Thanks for your response, Doc Smithy. These are my last words on the subject:

Perhaps I was wrong to use the term "abstraction." Maybe the actual "metaphors" themselves is the problem. The fact that we use terms such as "desktop," "trash can" and "file" is,, of course, to rpovide comparison to "Real world" objects. However, this disguises the fact that we are not really placing a "file" in a "trash can" but we are in fact erasing a collection of magnetic markings on a disk.

No real vocabulary of computing to describe precisely what we are doing has emerged (hence unwieldy descriptions such as "erasing a collection of magnetic...) By vocabulary, I do not mean industry jargon but a precise relationship between signifier and signified. History shows that language develops over time to meet these needs.

Onto your second statement, regarding HTML or LaTeX coding, here I do disagree with you. I really think there is a necessity for everyone to learn HTML. I believe the concept that came in with the Mac that manuals could now be dispensed with is a fallacy. Education is still a key concept for learning to use a computer properly.

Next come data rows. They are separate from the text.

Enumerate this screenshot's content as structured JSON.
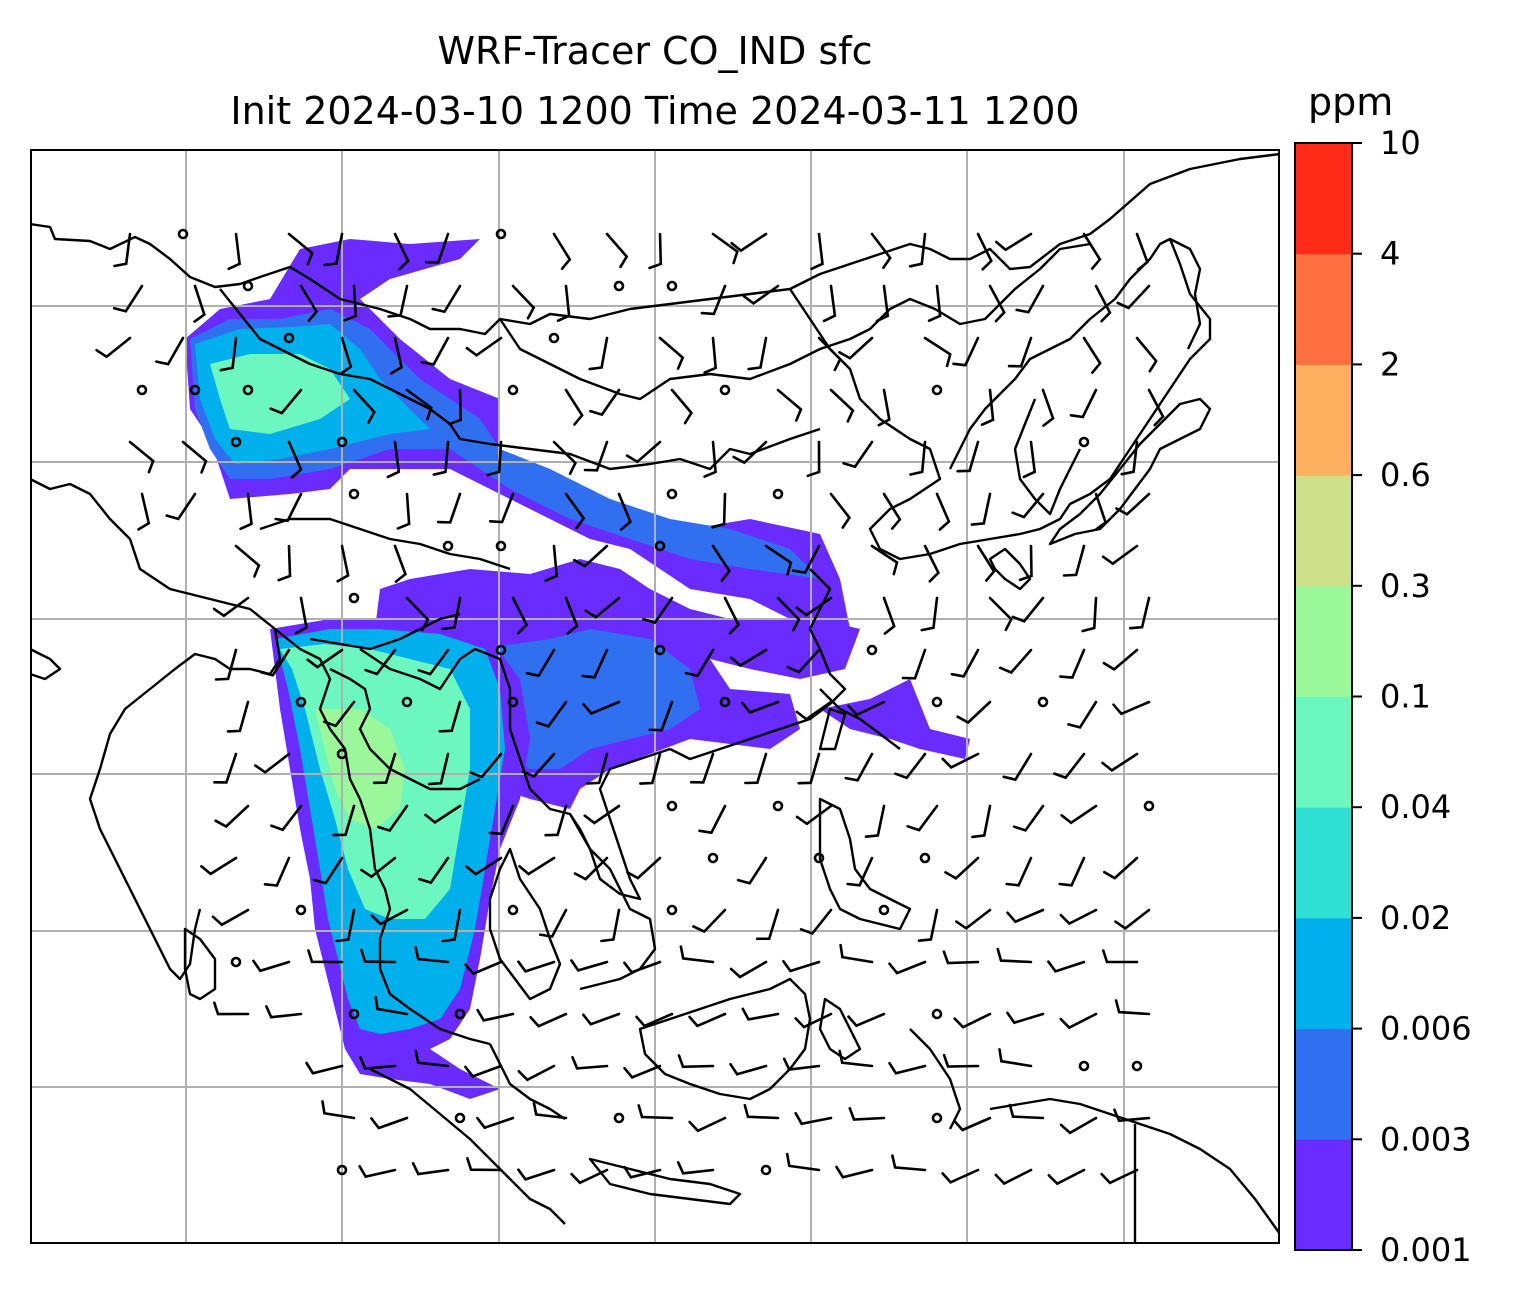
{
  "title": {
    "line1": "WRF-Tracer CO_IND sfc",
    "line2": "Init 2024-03-10 1200 Time 2024-03-11 1200"
  },
  "colorbar": {
    "unit": "ppm",
    "levels": [
      "0.001",
      "0.003",
      "0.006",
      "0.02",
      "0.04",
      "0.1",
      "0.3",
      "0.6",
      "2",
      "4",
      "10"
    ],
    "colors": [
      "#6a2bff",
      "#3070f0",
      "#00b0ec",
      "#30e0d4",
      "#6cf7c0",
      "#9af79a",
      "#cfe08a",
      "#fdb060",
      "#ff7040",
      "#ff2a18"
    ]
  },
  "map": {
    "tracer_fill_colors": {
      "low": "#6a2bff",
      "low_mid": "#3070f0",
      "mid": "#00b0ec",
      "mid2": "#30e0d4",
      "high": "#6cf7c0",
      "higher": "#9af79a"
    },
    "coastline_color": "#000000",
    "gridline_color": "#b0b0b0",
    "wind_barb_color": "#000000"
  }
}
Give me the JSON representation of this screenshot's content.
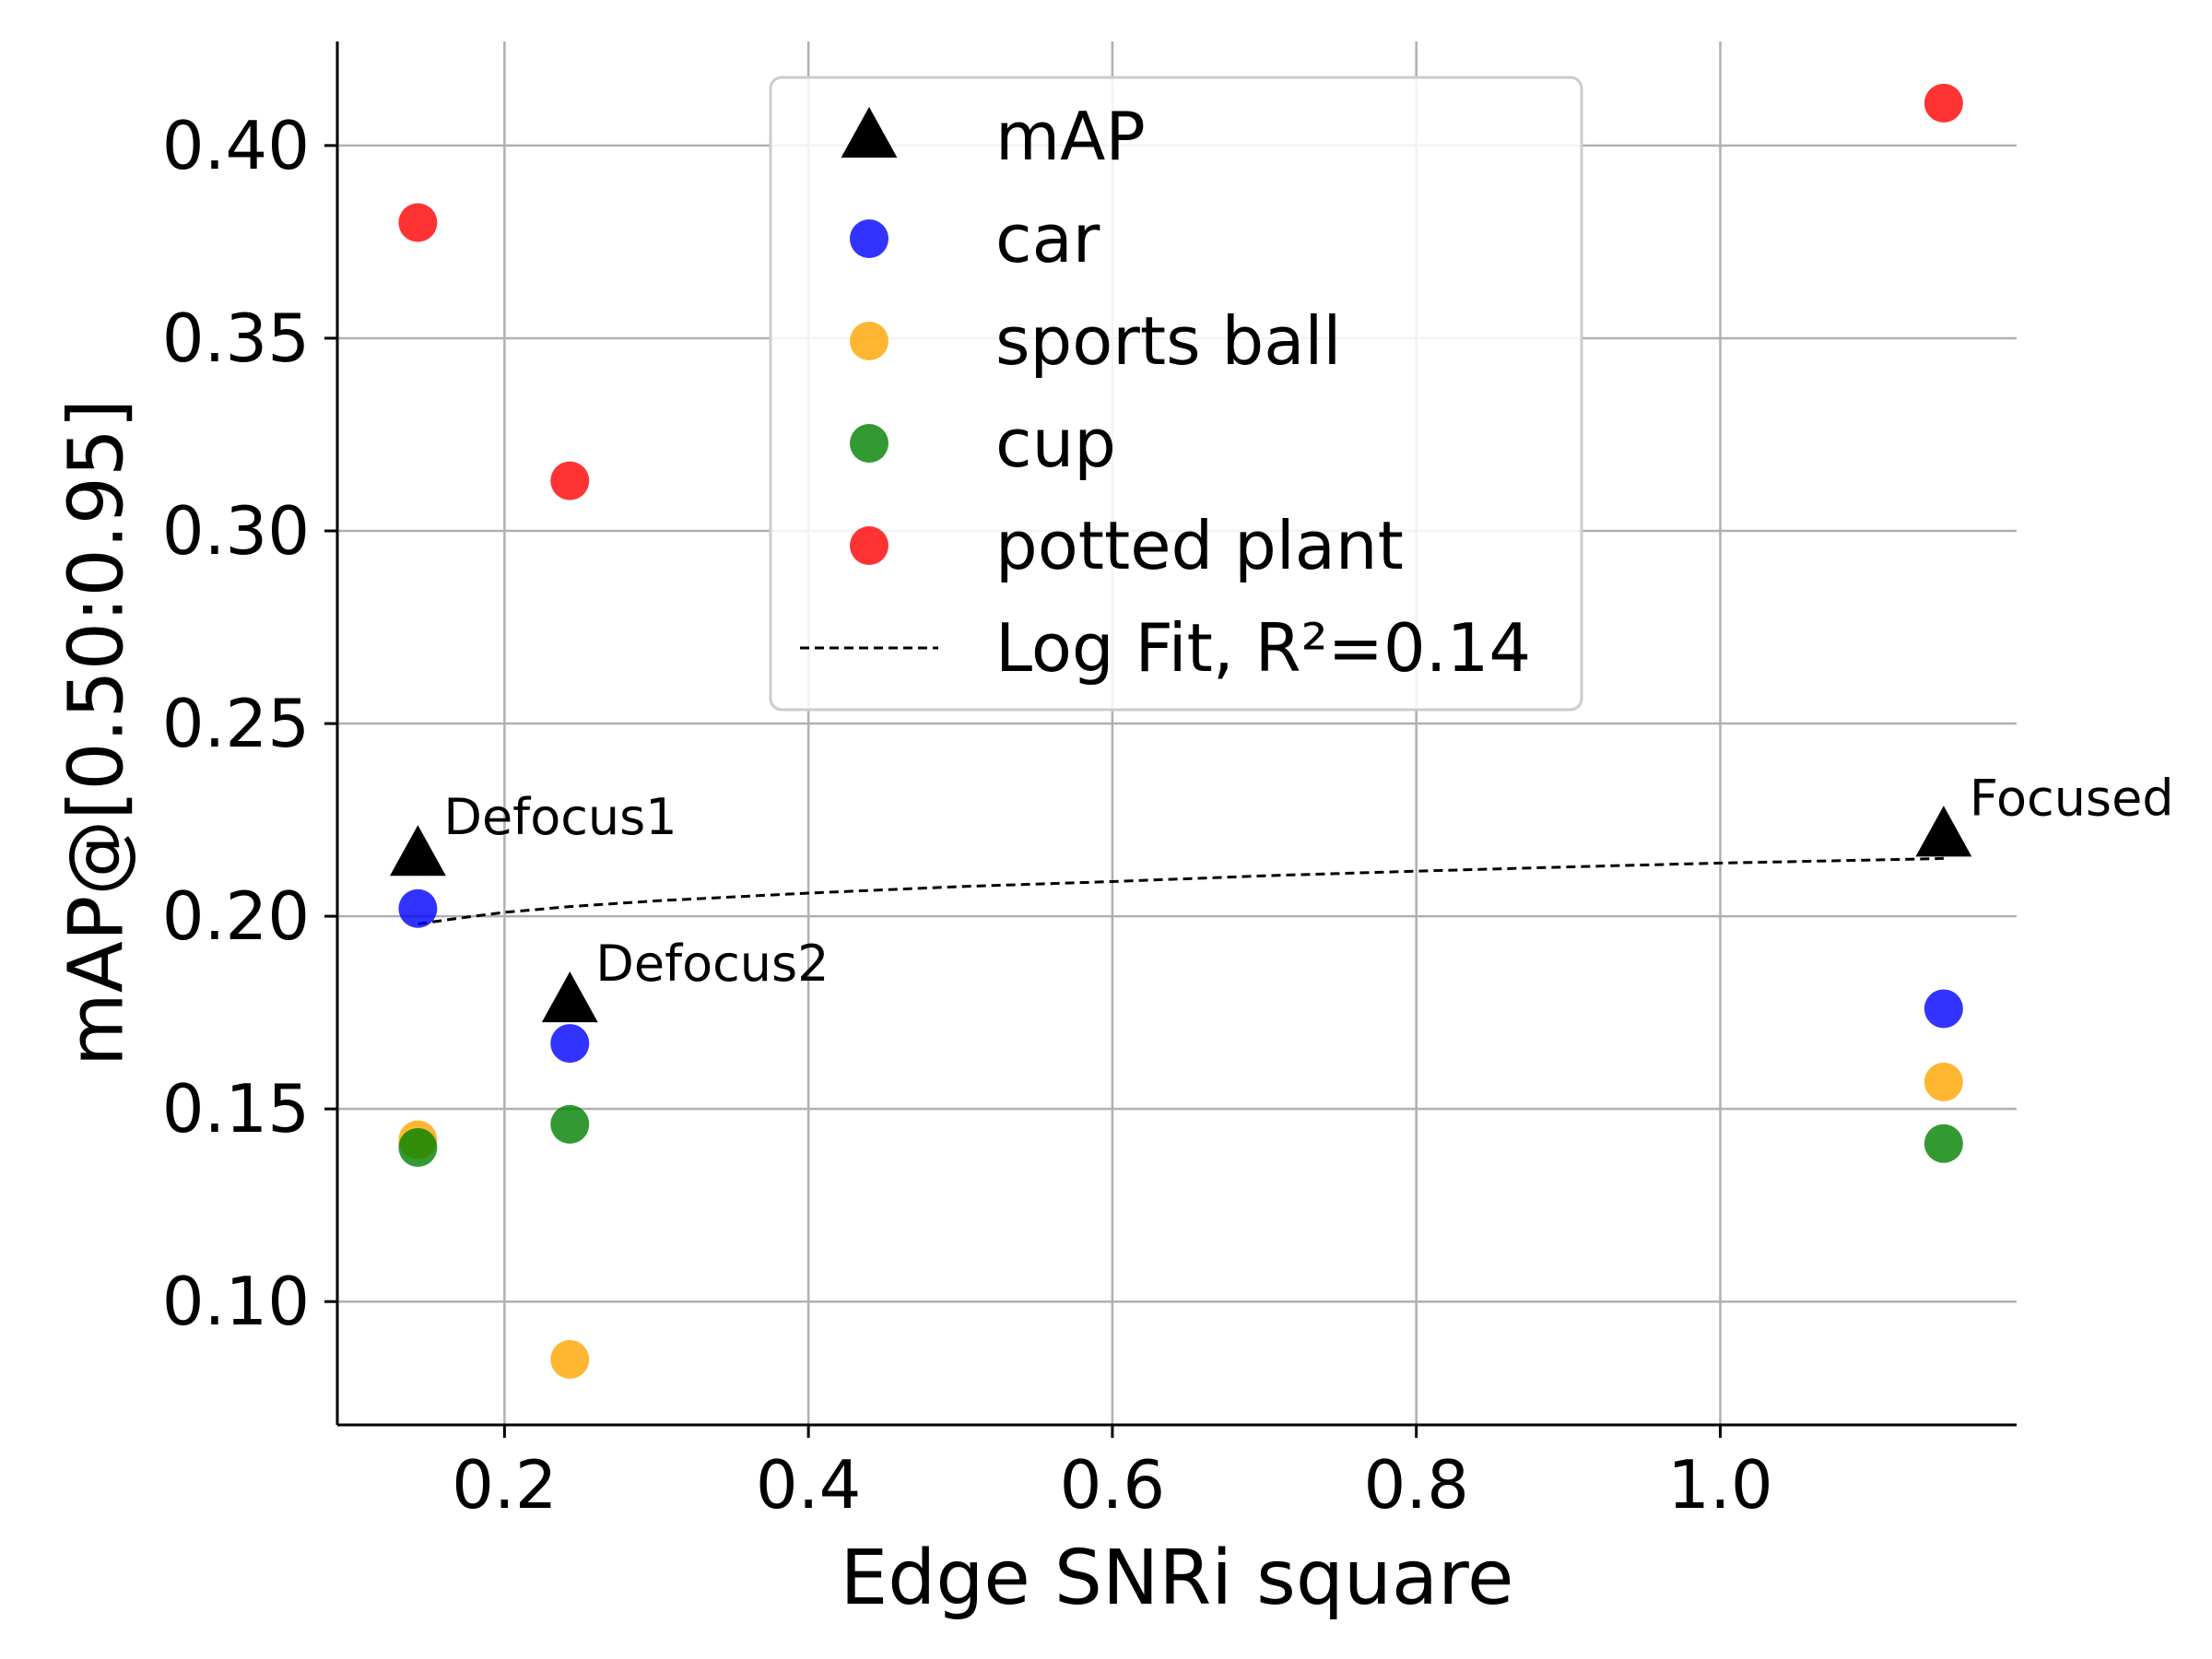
{
  "chart_data": {
    "type": "scatter",
    "title": "",
    "xlabel": "Edge SNRi square",
    "ylabel": "mAP@[0.50:0.95]",
    "xlim": [
      0.09,
      1.195
    ],
    "ylim": [
      0.068,
      0.427
    ],
    "xticks": [
      0.2,
      0.4,
      0.6,
      0.8,
      1.0
    ],
    "xtick_labels": [
      "0.2",
      "0.4",
      "0.6",
      "0.8",
      "1.0"
    ],
    "yticks": [
      0.1,
      0.15,
      0.2,
      0.25,
      0.3,
      0.35,
      0.4
    ],
    "ytick_labels": [
      "0.10",
      "0.15",
      "0.20",
      "0.25",
      "0.30",
      "0.35",
      "0.40"
    ],
    "grid": true,
    "legend_position": "top-center",
    "series": [
      {
        "name": "mAP",
        "marker": "triangle",
        "color": "#000000",
        "x": [
          0.143,
          0.243,
          1.147
        ],
        "y": [
          0.216,
          0.178,
          0.221
        ]
      },
      {
        "name": "car",
        "marker": "circle",
        "color": "#0000ff",
        "x": [
          0.143,
          0.243,
          1.147
        ],
        "y": [
          0.202,
          0.167,
          0.176
        ]
      },
      {
        "name": "sports ball",
        "marker": "circle",
        "color": "#ffa500",
        "x": [
          0.143,
          0.243,
          1.147
        ],
        "y": [
          0.142,
          0.085,
          0.157
        ]
      },
      {
        "name": "cup",
        "marker": "circle",
        "color": "#008000",
        "x": [
          0.143,
          0.243,
          1.147
        ],
        "y": [
          0.14,
          0.146,
          0.141
        ]
      },
      {
        "name": "potted plant",
        "marker": "circle",
        "color": "#ff0000",
        "x": [
          0.143,
          0.243,
          1.147
        ],
        "y": [
          0.38,
          0.313,
          0.411
        ]
      }
    ],
    "fit": {
      "name": "Log Fit, R²=0.14",
      "style": "dashed",
      "color": "#000000",
      "x": [
        0.143,
        0.17,
        0.2,
        0.243,
        0.3,
        0.4,
        0.5,
        0.6,
        0.7,
        0.8,
        0.9,
        1.0,
        1.1,
        1.147
      ],
      "y": [
        0.198,
        0.1995,
        0.201,
        0.2025,
        0.204,
        0.206,
        0.2077,
        0.209,
        0.2105,
        0.2117,
        0.2128,
        0.2138,
        0.2146,
        0.215
      ]
    },
    "annotations": [
      {
        "text": "Defocus1",
        "x": 0.143,
        "y": 0.216
      },
      {
        "text": "Defocus2",
        "x": 0.243,
        "y": 0.178
      },
      {
        "text": "Focused",
        "x": 1.147,
        "y": 0.221
      }
    ]
  }
}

Finally, regarding the mobile 'phone interface/voice system that I am hypothesising, I definitely agree that it the idea needs more thought. You have focused on the negative aspects and there would certainly be challenges to overcome but whilst retrieval of e.-mails maybe slow (though I am surprised by your assertion that listening is slower than reading, unless one is skimming), input (via dictation) would be faster than the majority of typists. (Of course, I acknowledge the the current limitations of ViaVoice and Dragon would need to be overcome.)

It would also benefit many people with certain types of disability.

Knowledge reserves such as the internet could be accessed from one's belt.

I agree that searching and navigation would be technical challenges and there would definitely be a need to avoid a system where rigmarole would be constantly repeated. That would annoy me as much as it would anyone else.

Really this idea is still very much abstract but I feel it would have potential once the limitations you point out are overcome.